Enable JavaScript rendering when:
- The page is a single-page application (React, Vue, Angular) where content is rendered client-side
- Content is lazy-loaded as the user scrolls
- Content is hidden behind user interactions (click to expand, "Show more" buttons)
- A specific element must be visible before content is meaningful (e.g. price loaded from an API)
Performance impact
JavaScript rendering is slower than direct HTML extraction. Only enable it for documents that actually need it.
Configuration
Toggle Enable JS rendering to reveal the configuration options.
Rendering delay
Time the headless browser waits before extracting content, in milliseconds.
- Range: 0 to 25,000 ms
- Use for: pages that need a fixed delay to load content (e.g. analytics scripts, third-party widgets)
Wait for selector
A CSS or XPath selector that must be present in the DOM before extraction starts.
- Use for: pages that load content asynchronously and you can identify a specific element that signals readiness
- Example:
.product-priceto wait until the price element appears
Auto scroll
When enabled, the headless browser scrolls to the bottom of the page before extracting content.

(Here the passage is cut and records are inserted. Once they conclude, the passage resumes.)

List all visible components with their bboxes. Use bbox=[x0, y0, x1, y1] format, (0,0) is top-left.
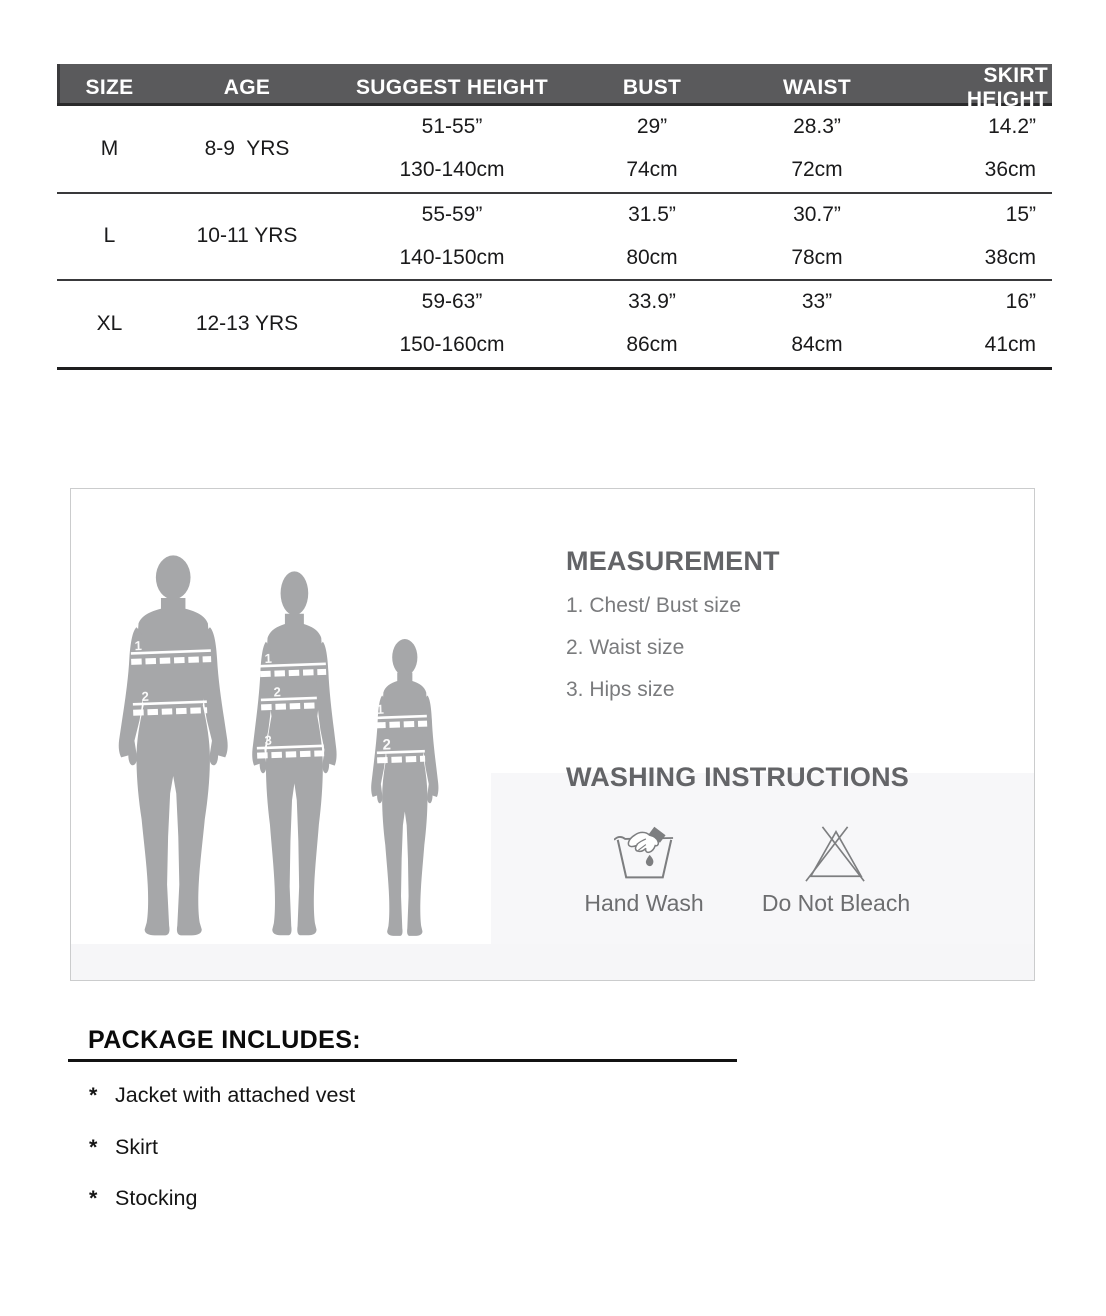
hand-wash-care-item bbox=[559, 822, 729, 917]
size-value: XL bbox=[96, 311, 123, 335]
height-inches: 59-63” bbox=[421, 290, 483, 314]
bullet-asterisk: * bbox=[89, 1135, 98, 1159]
skirt-inches: 16” bbox=[1005, 290, 1036, 314]
waist-cm: 72cm bbox=[791, 158, 843, 182]
skirt-cm: 41cm bbox=[984, 333, 1036, 357]
bust-inches: 29” bbox=[636, 115, 668, 139]
washing-instructions-title: WASHING INSTRUCTIONS bbox=[566, 762, 910, 792]
height-cm: 130-140cm bbox=[399, 158, 505, 182]
age-value: 10-11 YRS bbox=[196, 224, 298, 248]
package-item-text: Jacket with attached vest bbox=[115, 1083, 356, 1107]
bust-inches: 33.9” bbox=[628, 290, 676, 314]
svg-text:1: 1 bbox=[264, 650, 273, 666]
height-inches: 51-55” bbox=[421, 115, 483, 139]
header-waist: WAIST bbox=[783, 76, 851, 99]
waist-cell bbox=[732, 281, 902, 367]
title-underline bbox=[68, 1059, 737, 1062]
skirt-cm: 36cm bbox=[984, 158, 1036, 182]
waist-cm: 84cm bbox=[791, 333, 843, 357]
waist-cell bbox=[732, 194, 902, 280]
package-item-text: Stocking bbox=[115, 1186, 198, 1210]
suggest-height-cell bbox=[332, 281, 572, 367]
child-silhouette bbox=[371, 639, 438, 936]
waist-cell bbox=[732, 106, 902, 192]
height-cm: 150-160cm bbox=[399, 333, 505, 357]
waist-inches: 30.7” bbox=[793, 202, 841, 226]
bust-cell bbox=[572, 281, 732, 367]
bust-cm: 86cm bbox=[626, 333, 678, 357]
header-height: SUGGEST HEIGHT bbox=[355, 76, 549, 99]
bust-cell bbox=[572, 106, 732, 192]
measurement-item: 1. Chest/ Bust size bbox=[566, 594, 742, 617]
man-silhouette bbox=[119, 555, 228, 935]
do-not-bleach-icon bbox=[805, 822, 867, 884]
bust-cm: 74cm bbox=[626, 158, 678, 182]
table-row bbox=[57, 281, 1052, 370]
size-table-header bbox=[57, 64, 1052, 111]
bullet-asterisk: * bbox=[89, 1083, 98, 1107]
measurement-title: MEASUREMENT bbox=[566, 546, 780, 576]
header-size: SIZE bbox=[85, 76, 134, 99]
svg-text:1: 1 bbox=[376, 701, 385, 717]
svg-text:1: 1 bbox=[134, 638, 143, 654]
bust-cell bbox=[572, 194, 732, 280]
size-table bbox=[57, 64, 1052, 370]
height-cm: 140-150cm bbox=[399, 245, 505, 269]
suggest-height-cell bbox=[332, 106, 572, 192]
header-bust: BUST bbox=[622, 76, 682, 99]
skirt-height-cell bbox=[902, 281, 1052, 367]
do-not-bleach-care-item bbox=[751, 822, 921, 917]
body-silhouettes-figure bbox=[71, 489, 541, 978]
package-item bbox=[89, 1186, 197, 1211]
waist-inches: 28.3” bbox=[793, 115, 841, 139]
size-value: M bbox=[100, 136, 119, 160]
svg-text:2: 2 bbox=[141, 688, 150, 704]
waist-cm: 78cm bbox=[791, 245, 843, 269]
do-not-bleach-label: Do Not Bleach bbox=[761, 890, 911, 916]
measurement-item: 3. Hips size bbox=[566, 678, 675, 701]
skirt-height-cell bbox=[902, 194, 1052, 280]
svg-text:2: 2 bbox=[382, 736, 392, 754]
hand-wash-label: Hand Wash bbox=[584, 890, 704, 916]
package-item-text: Skirt bbox=[115, 1135, 158, 1159]
age-value: 8-9 YRS bbox=[204, 136, 290, 160]
height-inches: 55-59” bbox=[421, 202, 483, 226]
bullet-asterisk: * bbox=[89, 1186, 98, 1210]
package-item bbox=[89, 1083, 355, 1108]
suggest-height-cell bbox=[332, 194, 572, 280]
bust-inches: 31.5” bbox=[628, 202, 676, 226]
table-row bbox=[57, 106, 1052, 194]
package-includes-title: PACKAGE INCLUDES: bbox=[88, 1026, 362, 1054]
hand-wash-icon bbox=[614, 822, 674, 884]
bust-cm: 80cm bbox=[626, 245, 678, 269]
table-row bbox=[57, 194, 1052, 282]
skirt-height-cell bbox=[902, 106, 1052, 192]
package-item bbox=[89, 1135, 158, 1160]
skirt-inches: 14.2” bbox=[988, 115, 1036, 139]
header-age: AGE bbox=[223, 76, 271, 99]
measurement-box bbox=[70, 488, 1035, 981]
age-value: 12-13 YRS bbox=[195, 311, 299, 335]
waist-inches: 33” bbox=[801, 290, 833, 314]
size-value: L bbox=[103, 224, 116, 248]
skirt-inches: 15” bbox=[1005, 202, 1036, 226]
header-skirt-height: SKIRT HEIGHT bbox=[966, 64, 1048, 111]
skirt-cm: 38cm bbox=[984, 245, 1036, 269]
svg-text:3: 3 bbox=[264, 732, 273, 748]
measurement-item: 2. Waist size bbox=[566, 636, 685, 659]
svg-text:2: 2 bbox=[273, 684, 282, 700]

- Use for: pages with lazy-loaded content that only renders as the user scrolls (image grids, infinite-scroll lists)
JavaScript scenario
Advanced — define a sequence of actions to execute before extraction. Provide a JSON array of actions:
| Action | Description |
|---|---|
wait | Wait for a fixed duration (ms) |
execute | Run arbitrary JavaScript in the page context |
click | Click an element matching a selector |
scroll | Scroll to a specific position or element |
fill | Fill a form field |
Example — click a "Show more" button repeatedly until it disappears, then wait 5 seconds:
[
{
"execute": {
"script": "const clickUntilGone = setInterval(() => { const btn = document.querySelector('button[data-cy=\"more\"]'); if (btn) { btn.click(); } else { clearInterval(clickUntilGone); } }, 500);",
"timeout": 20000
}
},
{
"wait": 5000
}
]
Refer to the Scrapfly documentation for the complete action reference.
Inspecting JS rendering settings on existing documents
Once a document has been added with JavaScript rendering enabled, you can review its configuration from the document details modal:
- Rendering delay value
- Wait for selector value
- Auto scroll state (Enabled / Disabled)
- JavaScript scenario content
Read-only after creation
JavaScript rendering settings are captured at the time the document is scraped. To change them, you must re-add the document with the new configuration.